In a preferred embodiment of the present invention, the confidence threshold is controlled by the annotator using an appropriate GUI element, such as a slider, a radio button, or analogous controls. The GUT element can be used to set a value of the threshold or can be operated during annotation to visualize the level of agreement between the annotator and the model.
Having described preferred embodiments of a system and method (which are intended to be illustrative and not limiting), it is noted that modifications and variations can be made by persons skilled in the art in light of the above teachings.
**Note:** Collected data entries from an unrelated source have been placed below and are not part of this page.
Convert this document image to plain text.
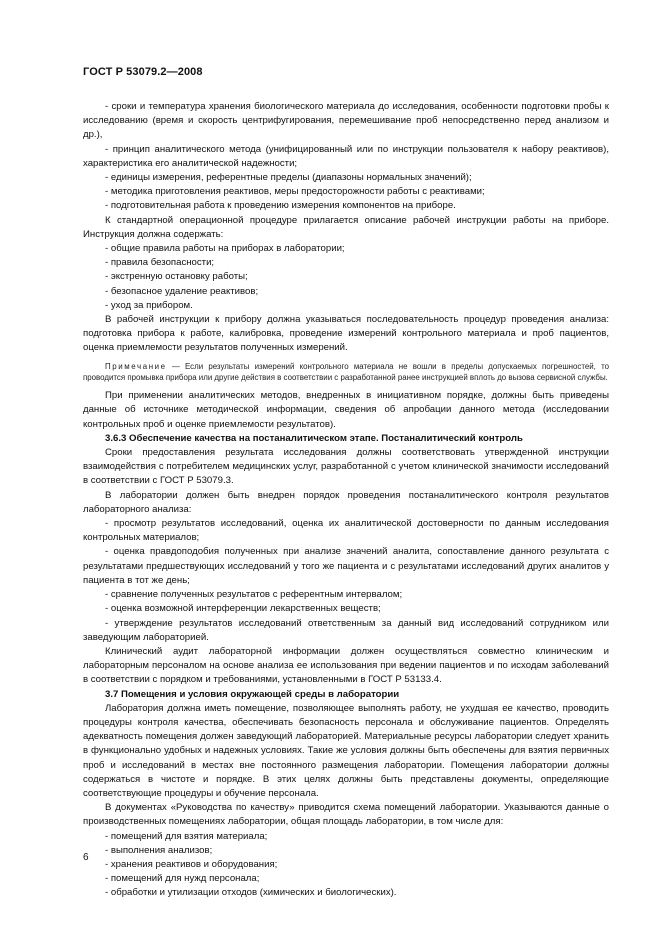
ГОСТ Р 53079.2—2008

- сроки и температура хранения биологического материала до исследования, особенности подготовки пробы к исследованию (время и скорость центрифугирования, перемешивание проб непосредственно перед анализом и др.),

- принцип аналитического метода (унифицированный или по инструкции пользователя к набору реактивов), характеристика его аналитической надежности;

- единицы измерения, референтные пределы (диапазоны нормальных значений);

- методика приготовления реактивов, меры предосторожности работы с реактивами;

- подготовительная работа к проведению измерения компонентов на приборе.

К стандартной операционной процедуре прилагается описание рабочей инструкции работы на приборе. Инструкция должна содержать:

- общие правила работы на приборах в лаборатории;

- правила безопасности;

- экстренную остановку работы;

- безопасное удаление реактивов;

- уход за прибором.

В рабочей инструкции к прибору должна указываться последовательность процедур проведения анализа: подготовка прибора к работе, калибровка, проведение измерений контрольного материала и проб пациентов, оценка приемлемости результатов полученных измерений.

Примечание — Если результаты измерений контрольного материала не вошли в пределы допускаемых погрешностей, то проводится промывка прибора или другие действия в соответствии с разработанной ранее инструкцией вплоть до вызова сервисной службы.

При применении аналитических методов, внедренных в инициативном порядке, должны быть приведены данные об источнике методической информации, сведения об апробации данного метода (исследовании контрольных проб и оценке приемлемости результатов).

3.6.3 Обеспечение качества на постаналитическом этапе. Постаналитический контроль

Сроки предоставления результата исследования должны соответствовать утвержденной инструкции взаимодействия с потребителем медицинских услуг, разработанной с учетом клинической значимости исследований в соответствии с ГОСТ Р 53079.3.

В лаборатории должен быть внедрен порядок проведения постаналитического контроля результатов лабораторного анализа:

- просмотр результатов исследований, оценка их аналитической достоверности по данным исследования контрольных материалов;

- оценка правдоподобия полученных при анализе значений аналита, сопоставление данного результата с результатами предшествующих исследований у того же пациента и с результатами исследований других аналитов у пациента в тот же день;

- сравнение полученных результатов с референтным интервалом;

- оценка возможной интерференции лекарственных веществ;

- утверждение результатов исследований ответственным за данный вид исследований сотрудником или заведующим лабораторией.

Клинический аудит лабораторной информации должен осуществляться совместно клиническим и лабораторным персоналом на основе анализа ее использования при ведении пациентов и по исходам заболеваний в соответствии с порядком и требованиями, установленными в ГОСТ Р 53133.4.

3.7 Помещения и условия окружающей среды в лаборатории

Лаборатория должна иметь помещение, позволяющее выполнять работу, не ухудшая ее качество, проводить процедуры контроля качества, обеспечивать безопасность персонала и обслуживание пациентов. Определять адекватность помещения должен заведующий лабораторией. Материальные ресурсы лаборатории следует хранить в функционально удобных и надежных условиях. Такие же условия должны быть обеспечены для взятия первичных проб и исследований в местах вне постоянного размещения лаборатории. Помещения лаборатории должны содержаться в чистоте и порядке. В этих целях должны быть представлены документы, определяющие соответствующие процедуры и обучение персонала.

В документах «Руководства по качеству» приводится схема помещений лаборатории. Указываются данные о производственных помещениях лаборатории, общая площадь лаборатории, в том числе для:

- помещений для взятия материала;

- выполнения анализов;

- хранения реактивов и оборудования;

- помещений для нужд персонала;

- обработки и утилизации отходов (химических и биологических).

6
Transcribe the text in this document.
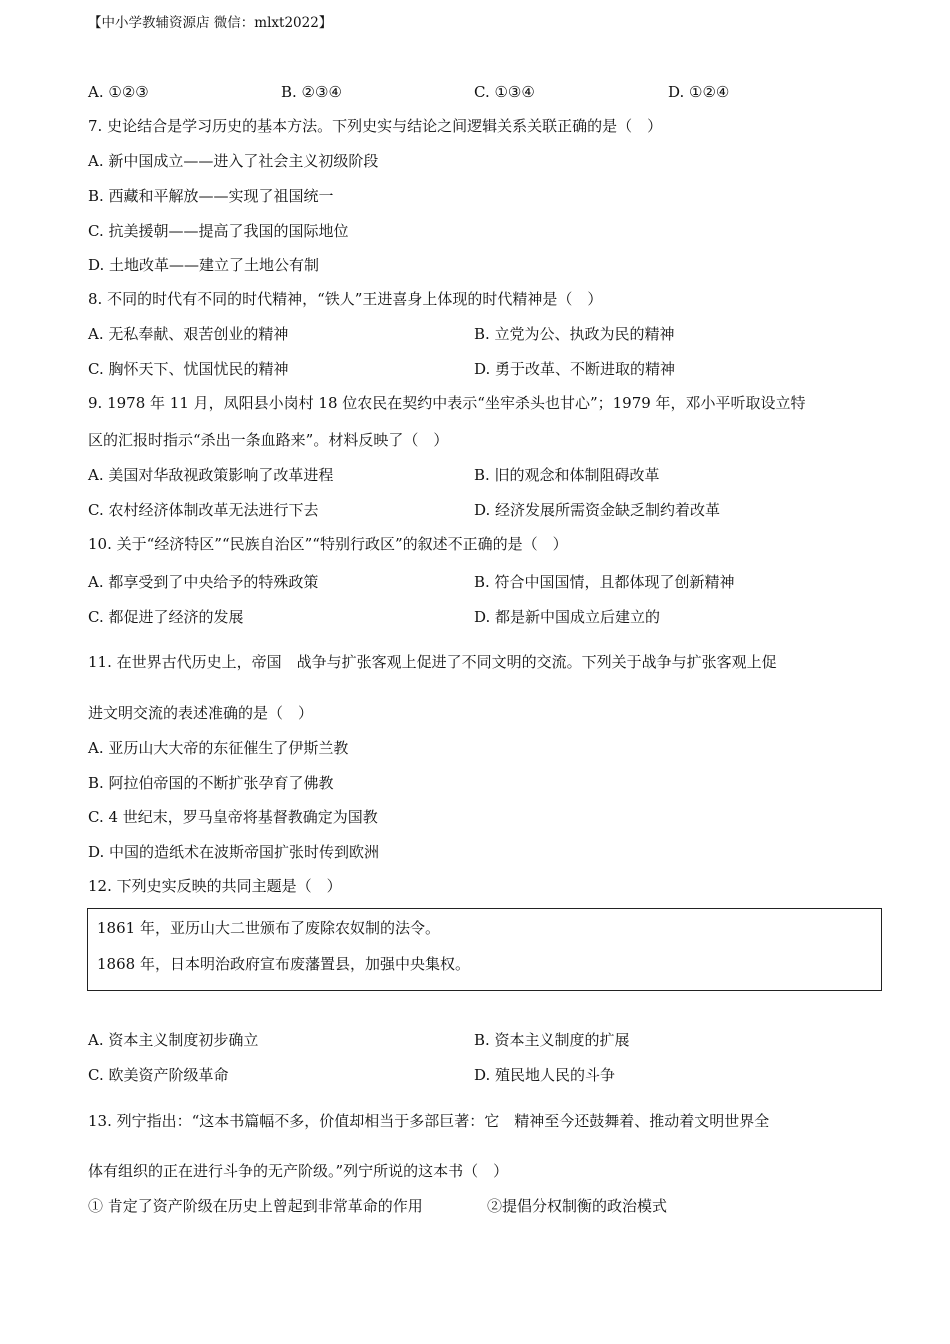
【中小学教辅资源店 微信：mlxt2022】
A. ①②③	B. ②③④	C. ①③④	D. ①②④
7. 史论结合是学习历史的基本方法。下列史实与结论之间逻辑关系关联正确的是（　）
A. 新中国成立——进入了社会主义初级阶段
B. 西藏和平解放——实现了祖国统一
C. 抗美援朝——提高了我国的国际地位
D. 土地改革——建立了土地公有制
8. 不同的时代有不同的时代精神，“铁人”王进喜身上体现的时代精神是（　）
A. 无私奉献、艰苦创业的精神	B. 立党为公、执政为民的精神
C. 胸怀天下、忧国忧民的精神	D. 勇于改革、不断进取的精神
9. 1978 年 11 月，凤阳县小岗村 18 位农民在契约中表示“坐牢杀头也甘心”；1979 年，邓小平听取设立特
区的汇报时指示“杀出一条血路来”。材料反映了（　）
A. 美国对华敌视政策影响了改革进程	B. 旧的观念和体制阻碍改革
C. 农村经济体制改革无法进行下去	D. 经济发展所需资金缺乏制约着改革
10. 关于“经济特区”“民族自治区”“特别行政区”的叙述不正确的是（　）
A. 都享受到了中央给予的特殊政策	B. 符合中国国情，且都体现了创新精神
C. 都促进了经济的发展	D. 都是新中国成立后建立的
11. 在世界古代历史上，帝国　战争与扩张客观上促进了不同文明的交流。下列关于战争与扩张客观上促
进文明交流的表述准确的是（　）
A. 亚历山大大帝的东征催生了伊斯兰教
B. 阿拉伯帝国的不断扩张孕育了佛教
C. 4 世纪末，罗马皇帝将基督教确定为国教
D. 中国的造纸术在波斯帝国扩张时传到欧洲
12. 下列史实反映的共同主题是（　）
1861 年，亚历山大二世颁布了废除农奴制的法令。
1868 年，日本明治政府宣布废藩置县，加强中央集权。
A. 资本主义制度初步确立	B. 资本主义制度的扩展
C. 欧美资产阶级革命	D. 殖民地人民的斗争
13. 列宁指出：“这本书篇幅不多，价值却相当于多部巨著：它　精神至今还鼓舞着、推动着文明世界全
体有组织的正在进行斗争的无产阶级。”列宁所说的这本书（　）
① 肯定了资产阶级在历史上曾起到非常革命的作用	②提倡分权制衡的政治模式
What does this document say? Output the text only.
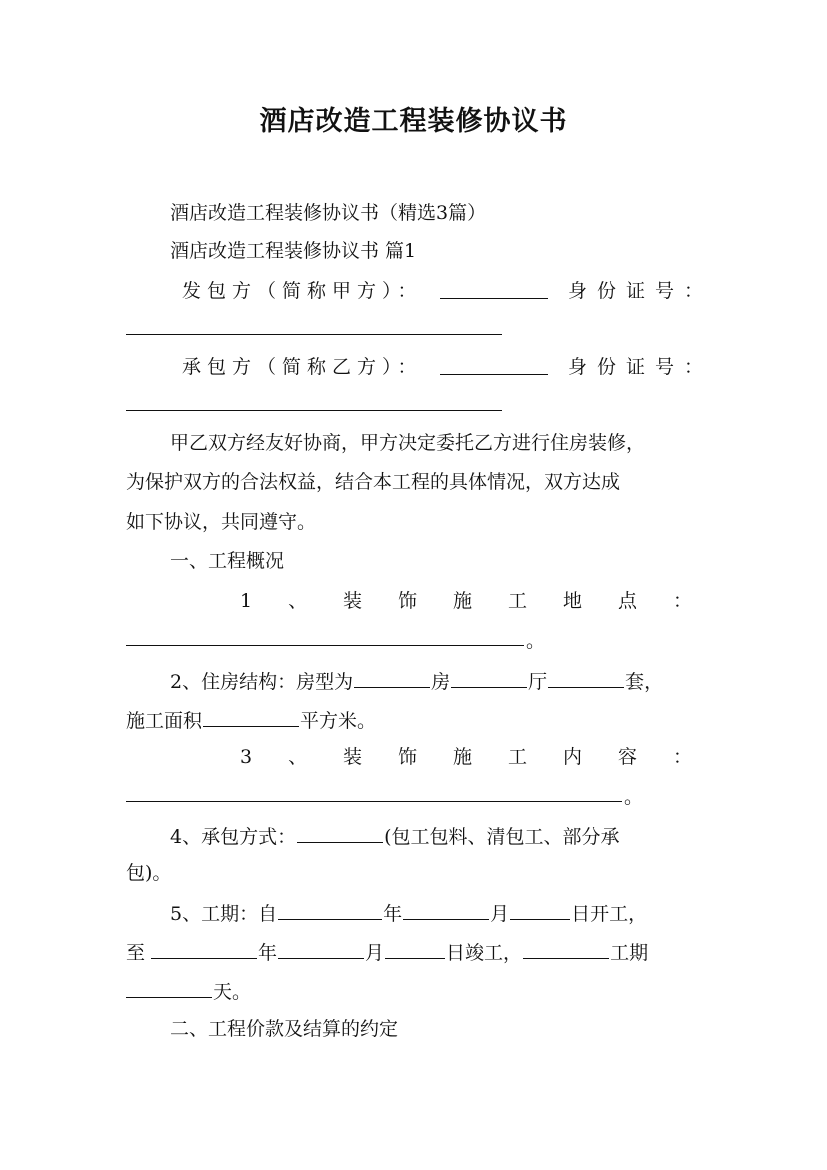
酒店改造工程装修协议书
酒店改造工程装修协议书（精选3篇）
酒店改造工程装修协议书 篇1
发包方（简称甲方）：	身份证号：
承包方（简称乙方）：	身份证号：
甲乙双方经友好协商，甲方决定委托乙方进行住房装修，
为保护双方的合法权益，结合本工程的具体情况，双方达成
如下协议，共同遵守。
一、工程概况
1 、 装 饰 施 工 地 点 ：
。
2、住房结构：房型为	房	厅	套，
施工面积	平方米。
3 、 装 饰 施 工 内 容 ：
。
4、承包方式：	(包工包料、清包工、部分承
包)。
5、工期：自	年	月	日开工，
至	年	月	日竣工，	工期
天。
二、工程价款及结算的约定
It is therefore to be understood that changes may be made in the particular embodiments disclosed which are within the scope and spirit of the invention as outlined by the appended claims.

Claims

1. A method for producing consistent annotation between multiple human annotators using a single, automatic trained model, comprising:

providing different parts of a corpus stored in memory on an annotation system to multiple human annotators to perform annotations thereon;

identifying potential inconsistencies between the annotations made by each of the human annotators and annotation predictions made by a single, automatic model, wherein the single, automatic model is stored in memory on an annotation system and performs annotation predictions using a processor;

allowing each human annotator to independently control the confidence threshold selectivity of the model via a user interface (UI) to alter the visualization level of agreement between the respective annotator and the model;

notifying the human annotator of an inconsistency, if the confidence of the prediction exceeds the selected threshold, with a visualization level proportional to the exceed value;

allowing each human annotator to review and independently revise the inconsistency identified by the automatic model; and

updating the model based on the revisions and immediately making the updated model available to all human annotators.